C["Toutes les courbes elliptiques sont modulaires"]
end
B -.->|"Contradiction"| C
C ==>|"Preuve achevée"| A
5. La gloire d’Andrew Wiles
Celui qui a été fortement stimulé par ce développement dramatique était le mathématicien d’origine britannique Andrew Wiles. Il avait découvert un livre sur le dernier théorème de Fermat dans une bibliothèque à l’âge de 10 ans et avait alors décidé de devenir mathématicien.
Wiles a interrompu toutes ses autres recherches et s’est enfermé dans son grenier pour s’attaquer secrètement à la preuve de la conjecture de Taniyama-Shimura. Après 7 ans de recherche solitaire, en juin 1993, à la fin d’une conférence à l’Université de Cambridge, il a écrit la conclusion de sa preuve au tableau noir et a déclaré calmement : « Je pense que je vais m’arrêter ici. » La salle a été envahie par un tonnerre d’applaudissements.
Cependant, le drame ne s’arrête pas là. Au cours du processus d’évaluation par les pairs, une faille fatale a été découverte dans la preuve. Wiles s’est retrouvé au bord du désespoir, mais avec l’aide de son ancien étudiant Richard Taylor, il s’est attelé au travail de correction.
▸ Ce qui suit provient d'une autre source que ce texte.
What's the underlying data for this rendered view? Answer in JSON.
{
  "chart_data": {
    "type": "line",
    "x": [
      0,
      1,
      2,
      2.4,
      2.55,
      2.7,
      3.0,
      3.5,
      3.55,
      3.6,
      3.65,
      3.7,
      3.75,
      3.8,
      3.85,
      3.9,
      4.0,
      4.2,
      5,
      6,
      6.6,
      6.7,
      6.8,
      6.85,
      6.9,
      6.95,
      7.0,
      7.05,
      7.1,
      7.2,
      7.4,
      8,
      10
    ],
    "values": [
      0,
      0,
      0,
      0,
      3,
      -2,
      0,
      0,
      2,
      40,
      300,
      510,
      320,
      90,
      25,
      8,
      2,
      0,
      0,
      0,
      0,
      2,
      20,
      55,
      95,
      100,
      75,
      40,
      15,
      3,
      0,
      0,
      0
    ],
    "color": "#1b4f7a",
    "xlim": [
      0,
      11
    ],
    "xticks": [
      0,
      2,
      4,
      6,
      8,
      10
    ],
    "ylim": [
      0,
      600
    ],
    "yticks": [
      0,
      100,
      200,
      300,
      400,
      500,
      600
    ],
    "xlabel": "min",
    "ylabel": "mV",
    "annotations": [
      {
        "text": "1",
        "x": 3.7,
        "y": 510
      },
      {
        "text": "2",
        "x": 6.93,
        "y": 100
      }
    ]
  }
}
Après environ un an de lutte acharnée, en septembre 1994, Wiles a enfin eu une illumination. En combinant une approche qu’il avait précédemment abandonnée avec son approche actuelle, la preuve complète était enfin achevée. En 1995, son article a été officiellement publié, et le plus grand mystère du monde mathématique, vieux de 360 ans, a enfin été résolu.
6. Conclusion
La preuve du dernier théorème de Fermat a une signification bien plus grande que la simple résolution d’un vieux problème. Les nombreuses méthodes et théories mathématiques développées au cours de ce processus (telles que la théorie d’Iwasawa et la méthode de Kolyvagin-Flach) fonctionnent aujourd’hui comme des outils puissants pour les mathématiques modernes.
Le mystère laissé dans la marge d’un livre par un mathématicien amateur est devenu une étoile qui a guidé les mathématiciens pendant des siècles et repoussé les limites de la connaissance humaine. Le dernier théorème de Fermat peut être considéré comme un monument éternel symbolisant la grandeur de l’esprit humain qui continue de défier l’impossible.